Back to my menu. I'm salivating, just thinking about it. For starter, a big stuffed lobster like this:

Then, "Bol renversé" (upside down bowl). It's a bit like a stew with rice and an egg on top, but the trick is to put the preparation in a bowl and then unmold the whole thing:

If you're in the mood for seafood, like me, you would be delighted with this alternative main course (I can do what I want, it's my dream dinner!): "Cari Ourite" with farata (Octopus curry with faratas, which is a bit like fajitas)

And for dessert, "Banane flambée" (Flamed banana)

The dinner wouldn't be complete with local alcohol of course:

Phoenix Beer, the best Mauritian beer

Mauritian rhum

If I was in a country where I don't speak the language, I would try to get the menu translated by a local if possible.
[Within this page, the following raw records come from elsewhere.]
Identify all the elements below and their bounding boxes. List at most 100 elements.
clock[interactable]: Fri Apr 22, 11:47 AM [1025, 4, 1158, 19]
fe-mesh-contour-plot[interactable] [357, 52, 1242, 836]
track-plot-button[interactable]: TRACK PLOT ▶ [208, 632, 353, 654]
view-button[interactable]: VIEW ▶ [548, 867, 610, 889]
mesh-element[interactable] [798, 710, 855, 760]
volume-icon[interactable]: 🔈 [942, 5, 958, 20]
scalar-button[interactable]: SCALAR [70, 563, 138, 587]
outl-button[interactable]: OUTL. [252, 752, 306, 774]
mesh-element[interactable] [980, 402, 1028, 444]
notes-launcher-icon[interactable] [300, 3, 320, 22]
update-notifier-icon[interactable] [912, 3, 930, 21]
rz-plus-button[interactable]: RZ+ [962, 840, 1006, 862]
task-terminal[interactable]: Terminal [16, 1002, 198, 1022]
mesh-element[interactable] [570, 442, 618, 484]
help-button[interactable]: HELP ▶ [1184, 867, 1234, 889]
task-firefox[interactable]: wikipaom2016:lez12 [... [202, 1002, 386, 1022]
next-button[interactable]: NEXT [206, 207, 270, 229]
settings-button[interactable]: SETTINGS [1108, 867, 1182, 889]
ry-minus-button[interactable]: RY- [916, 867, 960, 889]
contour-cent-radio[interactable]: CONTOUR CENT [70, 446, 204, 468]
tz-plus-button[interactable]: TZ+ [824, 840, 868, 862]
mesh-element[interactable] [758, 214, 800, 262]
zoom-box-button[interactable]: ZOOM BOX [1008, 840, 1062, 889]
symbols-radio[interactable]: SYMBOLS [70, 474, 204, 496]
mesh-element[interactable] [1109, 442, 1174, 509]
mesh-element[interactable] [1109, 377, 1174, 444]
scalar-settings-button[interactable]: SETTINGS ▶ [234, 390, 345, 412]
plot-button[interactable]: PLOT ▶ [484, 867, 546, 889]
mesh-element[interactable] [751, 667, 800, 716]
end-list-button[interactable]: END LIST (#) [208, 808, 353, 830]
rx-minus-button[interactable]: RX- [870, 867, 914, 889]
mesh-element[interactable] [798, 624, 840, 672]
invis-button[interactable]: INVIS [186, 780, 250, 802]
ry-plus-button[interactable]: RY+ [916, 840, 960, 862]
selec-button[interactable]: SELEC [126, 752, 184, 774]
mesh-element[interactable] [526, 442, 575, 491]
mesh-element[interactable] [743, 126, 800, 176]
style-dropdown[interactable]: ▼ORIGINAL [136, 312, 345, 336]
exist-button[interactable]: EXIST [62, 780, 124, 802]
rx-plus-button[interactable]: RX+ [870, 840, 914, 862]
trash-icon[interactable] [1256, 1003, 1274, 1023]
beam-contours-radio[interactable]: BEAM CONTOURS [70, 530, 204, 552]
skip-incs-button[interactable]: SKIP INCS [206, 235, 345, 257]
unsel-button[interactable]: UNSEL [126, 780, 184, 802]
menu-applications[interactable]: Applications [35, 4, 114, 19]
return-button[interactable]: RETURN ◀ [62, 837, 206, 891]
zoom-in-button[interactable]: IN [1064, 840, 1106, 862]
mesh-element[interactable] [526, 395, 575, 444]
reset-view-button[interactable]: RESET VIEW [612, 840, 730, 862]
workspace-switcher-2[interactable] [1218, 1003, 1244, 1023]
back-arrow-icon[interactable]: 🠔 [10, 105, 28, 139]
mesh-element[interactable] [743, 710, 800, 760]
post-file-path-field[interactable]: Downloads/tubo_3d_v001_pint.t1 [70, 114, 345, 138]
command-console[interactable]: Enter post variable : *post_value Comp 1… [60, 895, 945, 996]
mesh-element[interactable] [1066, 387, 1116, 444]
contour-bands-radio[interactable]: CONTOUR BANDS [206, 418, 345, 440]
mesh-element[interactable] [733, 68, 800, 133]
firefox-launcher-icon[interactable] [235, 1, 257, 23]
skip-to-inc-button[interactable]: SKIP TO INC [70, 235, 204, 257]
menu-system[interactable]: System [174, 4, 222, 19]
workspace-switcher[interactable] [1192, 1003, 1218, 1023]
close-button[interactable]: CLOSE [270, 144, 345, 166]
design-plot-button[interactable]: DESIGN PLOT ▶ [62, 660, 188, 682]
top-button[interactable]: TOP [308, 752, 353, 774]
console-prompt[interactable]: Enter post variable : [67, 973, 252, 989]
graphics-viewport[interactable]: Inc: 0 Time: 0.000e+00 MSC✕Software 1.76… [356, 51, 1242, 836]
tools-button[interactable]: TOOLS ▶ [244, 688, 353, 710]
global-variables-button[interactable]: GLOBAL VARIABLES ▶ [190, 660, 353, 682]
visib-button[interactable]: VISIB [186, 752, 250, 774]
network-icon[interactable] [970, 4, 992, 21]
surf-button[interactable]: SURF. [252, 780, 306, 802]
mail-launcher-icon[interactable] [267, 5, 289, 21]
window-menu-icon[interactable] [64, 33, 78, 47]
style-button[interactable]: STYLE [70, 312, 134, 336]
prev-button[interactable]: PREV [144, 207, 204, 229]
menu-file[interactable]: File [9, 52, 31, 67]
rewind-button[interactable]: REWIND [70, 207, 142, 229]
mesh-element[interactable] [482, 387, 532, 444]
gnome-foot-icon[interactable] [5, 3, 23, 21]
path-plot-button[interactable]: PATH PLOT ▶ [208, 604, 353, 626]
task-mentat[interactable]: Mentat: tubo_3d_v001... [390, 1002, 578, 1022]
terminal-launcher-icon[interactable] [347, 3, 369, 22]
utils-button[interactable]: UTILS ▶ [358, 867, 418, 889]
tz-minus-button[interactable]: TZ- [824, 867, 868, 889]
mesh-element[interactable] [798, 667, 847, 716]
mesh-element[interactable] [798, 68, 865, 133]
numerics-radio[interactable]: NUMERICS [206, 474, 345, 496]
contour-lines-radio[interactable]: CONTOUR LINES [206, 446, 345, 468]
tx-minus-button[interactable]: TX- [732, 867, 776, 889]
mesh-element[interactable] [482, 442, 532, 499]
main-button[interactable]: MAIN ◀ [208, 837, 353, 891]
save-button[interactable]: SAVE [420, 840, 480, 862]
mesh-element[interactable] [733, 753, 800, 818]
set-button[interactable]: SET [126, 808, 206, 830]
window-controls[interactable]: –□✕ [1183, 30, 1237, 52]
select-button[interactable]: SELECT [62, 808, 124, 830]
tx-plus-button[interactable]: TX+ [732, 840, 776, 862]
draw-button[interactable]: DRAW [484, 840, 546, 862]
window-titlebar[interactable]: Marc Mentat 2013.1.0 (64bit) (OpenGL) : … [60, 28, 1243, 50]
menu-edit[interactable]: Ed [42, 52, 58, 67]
Even if it's done in a broken English of French, you can still grasp the meaning better than an automated translation, really experience the local culture and more than likely have a big laugh in the process... Sometimes, restaurants or food services websites underestimate the importance of a good translation service. If you don't understand what you're going to eat (like a hedgehog for example!) there's a good chance you'd be left disappointed and frustrated. That's where a translation software company that uses real human beings can be useful. 

Food can really connect people and when you can speak the same language, it's even better.